Russian hackers may be behind cyber attacks on Czech hospitals, says ESET

The malware CoViper that attacked some Czech hospitals in the past week could be the work of Russian hackers, the antivirus firm ESET said


Written by ČTK Published on 22.04.2020 10:38:55 (updated on 22.04.2020) Reading time: 2 minutes

Prague, April 21 (CTK) – The malware CoViper that attacked some Czech hospitals in the past week could be created by Russian hackers, the antivirus firm ESET said today.

A trace also leads to Chinese addresses, it added.

“The origin of the attack cannot be determined unequivocally, but the tool MBR Locker, with which it was created, is in Russian. So are the instructions for the use of this tool, available at Russian hacker forums. We have also tracked down a digital trace on Chinese IP addresses,” ESET director for technologies Miroslav Dvořák said.

Referring to two trustworthy sources, the Czech paper Lidové noviny (LN) wrote on Monday that investigators had come to believe that Russia may be behind the cyber attacks on Czech hospitals.

LN writes the information was from a senior member of the investigation team and it was confirmed by a member of the National Security Council.

The Embassy of Russia has denied the allegations, calling them a fable, a dirty anti-Russian attack and an open provocation.

MBR Locker is a tool with which the attackers can easily set the required data and subsequently create an .exe file, which functions as a harmful programme, Dvořák said, adding that this was no sophisticated code.

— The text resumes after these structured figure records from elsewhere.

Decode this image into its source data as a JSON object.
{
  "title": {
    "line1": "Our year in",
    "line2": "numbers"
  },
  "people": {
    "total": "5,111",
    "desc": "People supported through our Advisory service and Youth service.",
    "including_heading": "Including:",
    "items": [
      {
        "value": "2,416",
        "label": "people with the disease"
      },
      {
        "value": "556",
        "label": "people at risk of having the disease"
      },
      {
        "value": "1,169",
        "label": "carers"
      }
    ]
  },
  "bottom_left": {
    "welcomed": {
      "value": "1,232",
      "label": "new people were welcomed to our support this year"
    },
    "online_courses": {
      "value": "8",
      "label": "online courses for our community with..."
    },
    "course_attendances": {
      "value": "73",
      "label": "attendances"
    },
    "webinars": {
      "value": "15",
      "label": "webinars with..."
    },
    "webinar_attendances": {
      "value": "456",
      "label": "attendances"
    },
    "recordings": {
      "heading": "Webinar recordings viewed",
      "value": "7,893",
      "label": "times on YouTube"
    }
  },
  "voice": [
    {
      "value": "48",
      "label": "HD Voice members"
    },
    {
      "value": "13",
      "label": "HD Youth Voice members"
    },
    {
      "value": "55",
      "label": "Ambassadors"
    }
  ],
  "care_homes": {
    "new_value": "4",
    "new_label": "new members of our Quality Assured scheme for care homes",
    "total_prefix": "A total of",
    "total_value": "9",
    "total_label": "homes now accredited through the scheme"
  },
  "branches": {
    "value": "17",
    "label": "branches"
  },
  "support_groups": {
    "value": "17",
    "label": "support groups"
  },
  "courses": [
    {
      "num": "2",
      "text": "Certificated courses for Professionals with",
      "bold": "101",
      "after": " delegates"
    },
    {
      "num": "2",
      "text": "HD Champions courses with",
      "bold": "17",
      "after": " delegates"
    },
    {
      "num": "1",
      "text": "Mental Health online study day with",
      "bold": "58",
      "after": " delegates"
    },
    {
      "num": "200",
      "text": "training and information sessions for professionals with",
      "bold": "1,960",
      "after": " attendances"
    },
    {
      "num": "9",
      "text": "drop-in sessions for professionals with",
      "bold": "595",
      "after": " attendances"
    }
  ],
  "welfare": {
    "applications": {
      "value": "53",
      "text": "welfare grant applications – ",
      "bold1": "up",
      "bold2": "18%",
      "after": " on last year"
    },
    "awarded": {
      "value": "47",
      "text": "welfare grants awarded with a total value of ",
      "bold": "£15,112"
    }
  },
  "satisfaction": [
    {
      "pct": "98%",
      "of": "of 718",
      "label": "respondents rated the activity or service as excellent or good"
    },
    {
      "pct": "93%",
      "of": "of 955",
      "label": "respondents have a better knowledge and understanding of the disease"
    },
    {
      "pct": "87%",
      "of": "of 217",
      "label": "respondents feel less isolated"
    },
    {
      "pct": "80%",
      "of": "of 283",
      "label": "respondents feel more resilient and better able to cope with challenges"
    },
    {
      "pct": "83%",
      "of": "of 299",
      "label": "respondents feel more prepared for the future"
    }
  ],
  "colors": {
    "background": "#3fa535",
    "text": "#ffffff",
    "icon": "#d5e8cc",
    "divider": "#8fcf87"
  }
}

“Using a retrospective analysis, we found the units of detection in April. It arises from this that the harmful code had been used in a targetted way,” Dvořák said.

“First we came across the code in January, but we do not connect it with any security incident,” he added.

If a user opens the infected addendum to the email with CoViper, the computer is attacked, Dvořák said.

On Thursday, the National Cyber and Security Agency (NUKIB) warned against cyber attacks on the Czech hospital computer systems and further vital targets in the days to come.

Health Minister Adam Vojtěch (for ANO) said on the same day that some hospitals as well as his ministry had faced cyber attacks, but managed to fight them off.

The teaching hospitals in Ostrava and Olomouc, north Moravia, as well as some hospitals in the Pardubice Region became targets of cyber attack several hours later, but their computer system administrators warded them off.